According to a new report of economic department of the RBC bank, representatives of small and medium-sized businesses in Canada experienced a recession with fewer losses than big business.

According to data of small and medium-sized enterprises compared with companies that size is over 300 people they do have less job cuts, the level of employment fell by 4.2 per cent, while for large businesses, the figure was 5.5 percent. “Countering concerns that smaller enterprises are generally more impacted by economic downturns, we found that smaller businesses endured the recent recession better than their larger counterparts,” said Paul Ferley, assistant chief economist, RBC. “The relative success of private sector SMEs likely reflected lower exposure to external markets such as the United States, which saw greater weakness compared to Canada’s domestic economy.”

Regional Findings:

Newfoundland & Labrador: Small and medium-sized enterprises employment declined by 1.2 per cent, (4.3 per cent at large firms). Small and medium-sized enterprises manufacturing declined by 29.2 per cent (90 per cent at large firms).
Nova Scotia: Large firms’ employment fared better than small and medium-sized enterprises – 1.7 per cent and 2.9 per cent respectively.

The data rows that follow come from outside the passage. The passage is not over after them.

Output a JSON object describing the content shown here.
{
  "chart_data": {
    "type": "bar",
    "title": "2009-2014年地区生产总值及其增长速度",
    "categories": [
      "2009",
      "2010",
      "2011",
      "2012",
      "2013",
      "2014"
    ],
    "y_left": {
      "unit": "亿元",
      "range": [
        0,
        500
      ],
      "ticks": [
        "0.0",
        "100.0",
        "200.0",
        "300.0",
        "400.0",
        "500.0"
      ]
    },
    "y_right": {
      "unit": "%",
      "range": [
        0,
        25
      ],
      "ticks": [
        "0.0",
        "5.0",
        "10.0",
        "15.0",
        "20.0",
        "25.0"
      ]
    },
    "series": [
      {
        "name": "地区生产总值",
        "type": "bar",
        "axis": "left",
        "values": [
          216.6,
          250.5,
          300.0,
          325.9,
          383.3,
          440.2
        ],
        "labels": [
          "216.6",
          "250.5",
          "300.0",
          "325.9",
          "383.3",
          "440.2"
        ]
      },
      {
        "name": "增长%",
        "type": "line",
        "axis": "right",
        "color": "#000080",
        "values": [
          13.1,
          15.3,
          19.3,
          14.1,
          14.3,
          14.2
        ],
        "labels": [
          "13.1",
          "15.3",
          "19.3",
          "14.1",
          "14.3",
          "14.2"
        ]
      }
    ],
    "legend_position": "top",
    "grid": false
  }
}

New Brunswick: Manufacturing sector falling by 11.3 per cent, however employment among of small and medium-sized enterprises contracted 13.2 per cent (9.6 per cent at large firms).

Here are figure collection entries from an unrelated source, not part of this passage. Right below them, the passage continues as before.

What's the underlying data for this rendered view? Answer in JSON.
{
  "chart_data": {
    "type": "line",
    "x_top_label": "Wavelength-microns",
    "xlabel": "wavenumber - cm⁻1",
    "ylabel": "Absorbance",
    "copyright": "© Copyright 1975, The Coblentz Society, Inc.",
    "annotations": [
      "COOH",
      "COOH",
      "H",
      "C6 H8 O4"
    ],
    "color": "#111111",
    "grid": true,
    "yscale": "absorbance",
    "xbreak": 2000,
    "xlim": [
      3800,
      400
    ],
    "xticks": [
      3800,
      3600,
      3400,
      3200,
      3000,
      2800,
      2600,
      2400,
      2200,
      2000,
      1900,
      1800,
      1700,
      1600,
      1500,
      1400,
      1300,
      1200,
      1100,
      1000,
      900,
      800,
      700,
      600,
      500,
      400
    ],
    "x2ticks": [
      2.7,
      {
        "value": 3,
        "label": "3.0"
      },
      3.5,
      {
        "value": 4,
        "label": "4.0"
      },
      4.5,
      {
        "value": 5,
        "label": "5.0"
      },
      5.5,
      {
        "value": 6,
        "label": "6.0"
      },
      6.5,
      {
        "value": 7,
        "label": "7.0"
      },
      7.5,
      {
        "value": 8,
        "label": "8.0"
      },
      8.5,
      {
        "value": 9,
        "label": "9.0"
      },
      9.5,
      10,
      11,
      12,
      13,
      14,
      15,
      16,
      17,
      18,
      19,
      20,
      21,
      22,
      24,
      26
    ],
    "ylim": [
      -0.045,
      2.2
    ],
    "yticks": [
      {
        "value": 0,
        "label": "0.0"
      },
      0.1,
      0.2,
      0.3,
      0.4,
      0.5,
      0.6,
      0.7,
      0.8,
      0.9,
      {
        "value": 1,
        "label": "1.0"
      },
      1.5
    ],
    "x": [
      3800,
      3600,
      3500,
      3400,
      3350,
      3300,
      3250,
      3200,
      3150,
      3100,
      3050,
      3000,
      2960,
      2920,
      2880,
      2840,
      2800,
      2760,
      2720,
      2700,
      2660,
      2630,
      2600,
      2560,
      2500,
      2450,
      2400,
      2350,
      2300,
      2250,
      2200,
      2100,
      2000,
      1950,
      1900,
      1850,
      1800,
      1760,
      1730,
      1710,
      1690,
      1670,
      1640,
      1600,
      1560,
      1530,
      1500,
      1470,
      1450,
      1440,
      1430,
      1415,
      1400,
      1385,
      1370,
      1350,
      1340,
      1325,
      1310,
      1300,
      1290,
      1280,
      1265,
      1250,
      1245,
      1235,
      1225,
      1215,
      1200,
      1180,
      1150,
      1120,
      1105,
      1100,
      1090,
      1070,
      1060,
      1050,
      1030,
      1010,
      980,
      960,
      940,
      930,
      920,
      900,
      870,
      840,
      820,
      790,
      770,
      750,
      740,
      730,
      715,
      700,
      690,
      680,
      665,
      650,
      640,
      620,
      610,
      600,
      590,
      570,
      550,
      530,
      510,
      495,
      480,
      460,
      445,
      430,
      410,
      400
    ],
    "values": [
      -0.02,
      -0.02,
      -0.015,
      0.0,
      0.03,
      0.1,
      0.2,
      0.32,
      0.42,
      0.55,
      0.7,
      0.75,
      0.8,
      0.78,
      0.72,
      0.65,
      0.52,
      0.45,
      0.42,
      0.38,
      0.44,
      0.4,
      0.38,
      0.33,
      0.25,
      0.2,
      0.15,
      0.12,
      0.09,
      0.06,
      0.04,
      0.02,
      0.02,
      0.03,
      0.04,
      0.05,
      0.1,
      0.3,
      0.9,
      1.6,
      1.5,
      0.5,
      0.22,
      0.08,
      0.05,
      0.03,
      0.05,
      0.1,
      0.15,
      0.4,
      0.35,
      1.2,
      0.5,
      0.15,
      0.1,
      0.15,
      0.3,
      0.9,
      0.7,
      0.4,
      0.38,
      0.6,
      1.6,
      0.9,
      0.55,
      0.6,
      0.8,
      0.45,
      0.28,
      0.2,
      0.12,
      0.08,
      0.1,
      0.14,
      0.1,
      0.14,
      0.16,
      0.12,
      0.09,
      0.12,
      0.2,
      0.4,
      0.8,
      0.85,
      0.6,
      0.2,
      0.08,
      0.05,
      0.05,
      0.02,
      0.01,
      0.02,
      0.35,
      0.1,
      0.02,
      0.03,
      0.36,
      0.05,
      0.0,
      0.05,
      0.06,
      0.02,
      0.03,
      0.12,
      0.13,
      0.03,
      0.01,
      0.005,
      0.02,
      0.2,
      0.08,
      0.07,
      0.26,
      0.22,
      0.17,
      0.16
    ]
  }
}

Quebec: Small and medium-sized enterprises employment declined by 2.6 per cent, (6.2 per cent at large firms).
Ontario: Small and medium-sized enterprises employment declined by 10.4 per cent, (19.2 per cent at large firms). In the retail and wholesale-trade sectors Large firms’ employment fared better than small and medium-sized enterprises 1.3 per cent and 4.1 per cent respectively.

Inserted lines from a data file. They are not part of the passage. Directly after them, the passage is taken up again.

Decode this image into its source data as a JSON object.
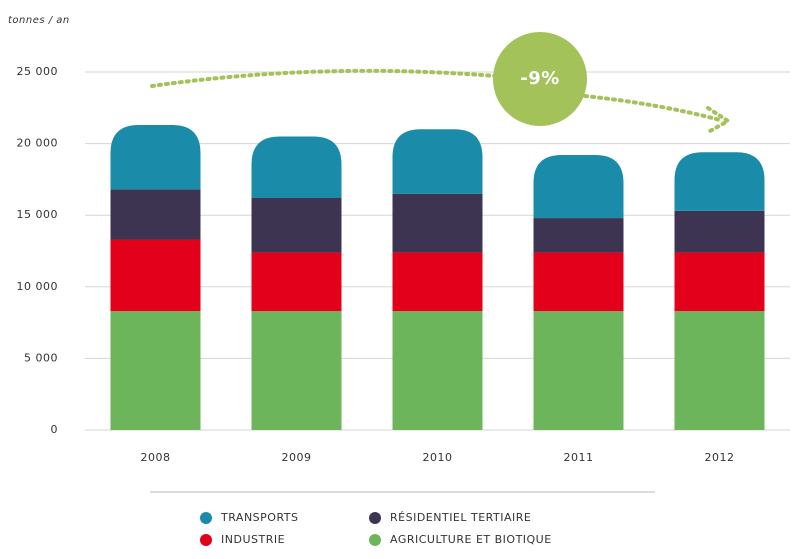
{
  "chart_data": {
    "type": "stacked_bar",
    "y_axis_label": "tonnes / an",
    "annotation": "-9%",
    "categories": [
      "2008",
      "2009",
      "2010",
      "2011",
      "2012"
    ],
    "series": [
      {
        "name": "AGRICULTURE ET BIOTIQUE",
        "color": "#6db55a",
        "values": [
          8300,
          8300,
          8300,
          8300,
          8300
        ]
      },
      {
        "name": "INDUSTRIE",
        "color": "#e2001a",
        "values": [
          5000,
          4100,
          4100,
          4100,
          4100
        ]
      },
      {
        "name": "RÉSIDENTIEL TERTIAIRE",
        "color": "#3d3452",
        "values": [
          3500,
          3800,
          4100,
          2400,
          2900
        ]
      },
      {
        "name": "TRANSPORTS",
        "color": "#1a8ba8",
        "values": [
          4500,
          4300,
          4500,
          4400,
          4100
        ]
      }
    ],
    "ylim": [
      0,
      25000
    ],
    "yticks": [
      0,
      {
        "value": 5000,
        "label": "5 000"
      },
      {
        "value": 10000,
        "label": "10 000"
      },
      {
        "value": 15000,
        "label": "15 000"
      },
      {
        "value": 20000,
        "label": "20 000"
      },
      {
        "value": 25000,
        "label": "25 000"
      }
    ],
    "grid": true
  }
}
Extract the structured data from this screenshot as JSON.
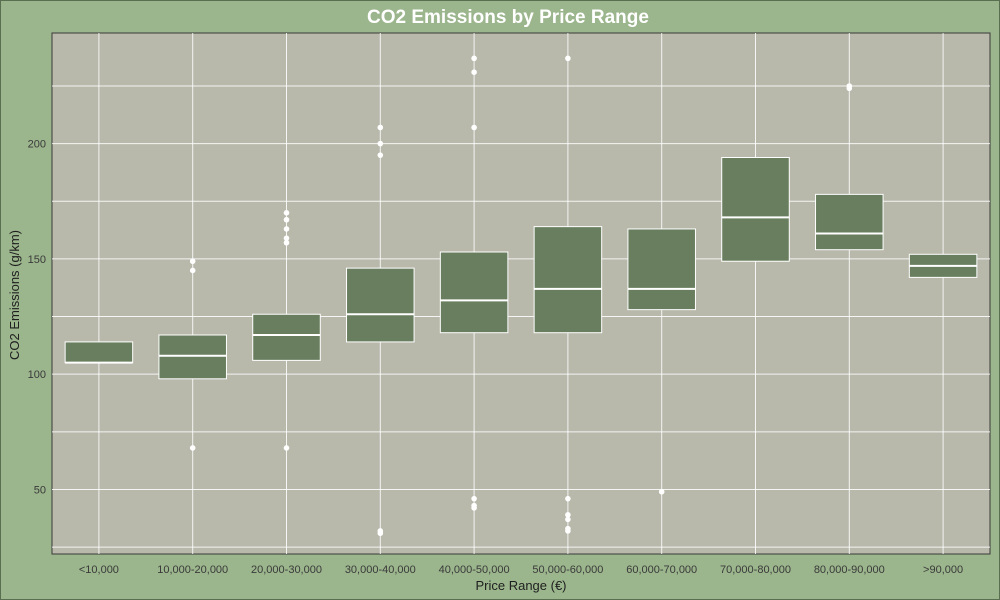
{
  "chart_data": {
    "type": "box",
    "title": "CO2 Emissions by Price Range",
    "xlabel": "Price Range (€)",
    "ylabel": "CO2 Emissions (g/km)",
    "ylim": [
      22,
      248
    ],
    "yticks": [
      50,
      100,
      150,
      200
    ],
    "grid": true,
    "legend": "none",
    "colors": {
      "background": "#9bb58c",
      "panel": "#b8b8ab",
      "box": "#687e5e",
      "box_edge": "#ffffff",
      "median": "#ffffff",
      "grid": "#ffffff",
      "outlier": "#ffffff"
    },
    "categories": [
      "<10,000",
      "10,000-20,000",
      "20,000-30,000",
      "30,000-40,000",
      "40,000-50,000",
      "50,000-60,000",
      "60,000-70,000",
      "70,000-80,000",
      "80,000-90,000",
      ">90,000"
    ],
    "boxes": [
      {
        "q1": 105,
        "median": 105,
        "q3": 114,
        "outliers": []
      },
      {
        "q1": 98,
        "median": 108,
        "q3": 117,
        "outliers": [
          149,
          145,
          68
        ]
      },
      {
        "q1": 106,
        "median": 117,
        "q3": 126,
        "outliers": [
          170,
          167,
          163,
          159,
          157,
          68
        ]
      },
      {
        "q1": 114,
        "median": 126,
        "q3": 146,
        "outliers": [
          207,
          200,
          195,
          32,
          31
        ]
      },
      {
        "q1": 118,
        "median": 132,
        "q3": 153,
        "outliers": [
          237,
          231,
          207,
          46,
          43,
          42
        ]
      },
      {
        "q1": 118,
        "median": 137,
        "q3": 164,
        "outliers": [
          237,
          46,
          39,
          37,
          33,
          32
        ]
      },
      {
        "q1": 128,
        "median": 137,
        "q3": 163,
        "outliers": [
          49
        ]
      },
      {
        "q1": 149,
        "median": 168,
        "q3": 194,
        "outliers": []
      },
      {
        "q1": 154,
        "median": 161,
        "q3": 178,
        "outliers": [
          225,
          224
        ]
      },
      {
        "q1": 142,
        "median": 147,
        "q3": 152,
        "outliers": []
      }
    ]
  }
}
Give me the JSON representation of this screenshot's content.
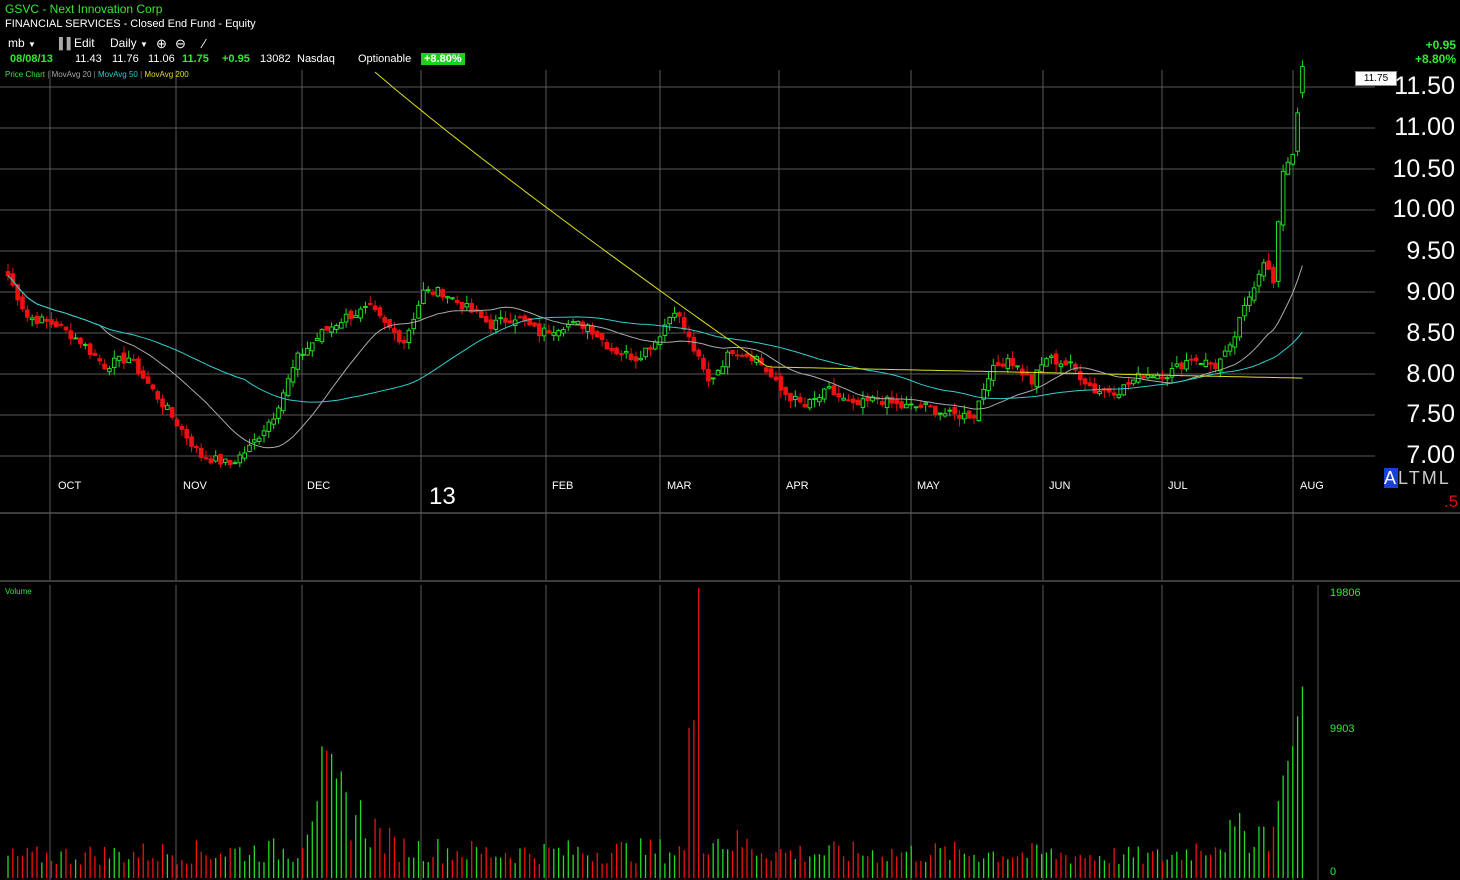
{
  "window": {
    "title": "GSVC - Next Innovation Corp",
    "subtitle": "FINANCIAL SERVICES - Closed End Fund - Equity"
  },
  "toolbar": {
    "account": "mb",
    "edit_label": "Edit",
    "interval": "Daily"
  },
  "quote": {
    "date": "08/08/13",
    "open": "11.43",
    "high": "11.76",
    "low": "11.06",
    "last": "11.75",
    "change": "+0.95",
    "volume": "13082",
    "exchange": "Nasdaq",
    "optionable": "Optionable",
    "change_pct": "+8.80%"
  },
  "right_panel": {
    "change": "+0.95",
    "change_pct": "+8.80%",
    "last_box": "11.75",
    "scale_buttons": [
      "A",
      "L",
      "T",
      "M",
      "L"
    ],
    "selected_scale": "A",
    "misc": ".5"
  },
  "legend": {
    "price_chart": "Price Chart",
    "ma20": "MovAvg 20",
    "ma50": "MovAvg 50",
    "ma200": "MovAvg 200",
    "volume": "Volume"
  },
  "colors": {
    "up": "#22dd22",
    "down": "#ee1111",
    "ma20": "#aaaaaa",
    "ma50": "#33cccc",
    "ma200": "#dddd22",
    "grid": "#5a5a5a"
  },
  "chart_data": {
    "type": "candlestick",
    "ylim": [
      6.75,
      11.75
    ],
    "y_ticks": [
      "7.00",
      "7.50",
      "8.00",
      "8.50",
      "9.00",
      "9.50",
      "10.00",
      "10.50",
      "11.00",
      "11.50"
    ],
    "months": [
      "OCT",
      "NOV",
      "DEC",
      "13",
      "FEB",
      "MAR",
      "APR",
      "MAY",
      "JUN",
      "JUL",
      "AUG"
    ],
    "volume_ticks": [
      "19806",
      "9903",
      "0"
    ],
    "volume_max": 19806,
    "price_anchors": [
      [
        0,
        9.2
      ],
      [
        4,
        8.7
      ],
      [
        10,
        8.6
      ],
      [
        15,
        8.4
      ],
      [
        20,
        8.1
      ],
      [
        25,
        8.2
      ],
      [
        30,
        7.8
      ],
      [
        35,
        7.4
      ],
      [
        40,
        7.0
      ],
      [
        46,
        6.9
      ],
      [
        50,
        7.1
      ],
      [
        55,
        7.5
      ],
      [
        60,
        8.2
      ],
      [
        65,
        8.5
      ],
      [
        70,
        8.7
      ],
      [
        75,
        8.8
      ],
      [
        78,
        8.6
      ],
      [
        82,
        8.4
      ],
      [
        86,
        9.0
      ],
      [
        90,
        9.0
      ],
      [
        95,
        8.8
      ],
      [
        100,
        8.6
      ],
      [
        105,
        8.7
      ],
      [
        110,
        8.5
      ],
      [
        115,
        8.6
      ],
      [
        120,
        8.6
      ],
      [
        125,
        8.3
      ],
      [
        130,
        8.2
      ],
      [
        134,
        8.4
      ],
      [
        138,
        8.8
      ],
      [
        142,
        8.3
      ],
      [
        145,
        7.9
      ],
      [
        150,
        8.3
      ],
      [
        155,
        8.2
      ],
      [
        160,
        7.8
      ],
      [
        165,
        7.6
      ],
      [
        170,
        7.8
      ],
      [
        175,
        7.6
      ],
      [
        180,
        7.7
      ],
      [
        185,
        7.6
      ],
      [
        190,
        7.6
      ],
      [
        195,
        7.5
      ],
      [
        200,
        7.5
      ],
      [
        203,
        8.0
      ],
      [
        207,
        8.2
      ],
      [
        212,
        7.9
      ],
      [
        215,
        8.2
      ],
      [
        220,
        8.1
      ],
      [
        225,
        7.8
      ],
      [
        230,
        7.8
      ],
      [
        235,
        8.0
      ],
      [
        240,
        8.0
      ],
      [
        245,
        8.2
      ],
      [
        250,
        8.1
      ],
      [
        253,
        8.3
      ],
      [
        256,
        8.8
      ],
      [
        260,
        9.4
      ],
      [
        262,
        9.1
      ],
      [
        264,
        10.5
      ],
      [
        266,
        10.7
      ],
      [
        268,
        11.75
      ]
    ],
    "volume_anchors": [
      [
        0,
        1500
      ],
      [
        30,
        1800
      ],
      [
        60,
        2000
      ],
      [
        64,
        7000
      ],
      [
        80,
        2200
      ],
      [
        100,
        1800
      ],
      [
        140,
        2000
      ],
      [
        143,
        19806
      ],
      [
        144,
        3000
      ],
      [
        160,
        1800
      ],
      [
        200,
        1800
      ],
      [
        240,
        1500
      ],
      [
        255,
        3200
      ],
      [
        262,
        3500
      ],
      [
        264,
        7000
      ],
      [
        266,
        9000
      ],
      [
        268,
        13082
      ]
    ]
  }
}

Manitoba: Small and medium-sized enterprises employment declined by 1.5 per cent, (8.1 per cent at large firms).
Saskatchewan: Small and medium-sized enterprises employment increased by 1.8 per cent after initially falling 0.7 per cent, (8.1 per cent decline at large firms).
Alberta: Large firms’ employment fared better than small and medium-sized enterprises – 5.6 per cent and 7.4 per cent respectively.
British Columbia: Small and medium-sized enterprises employment declined by 6.9 per cent, (7.4 per cent at large firms).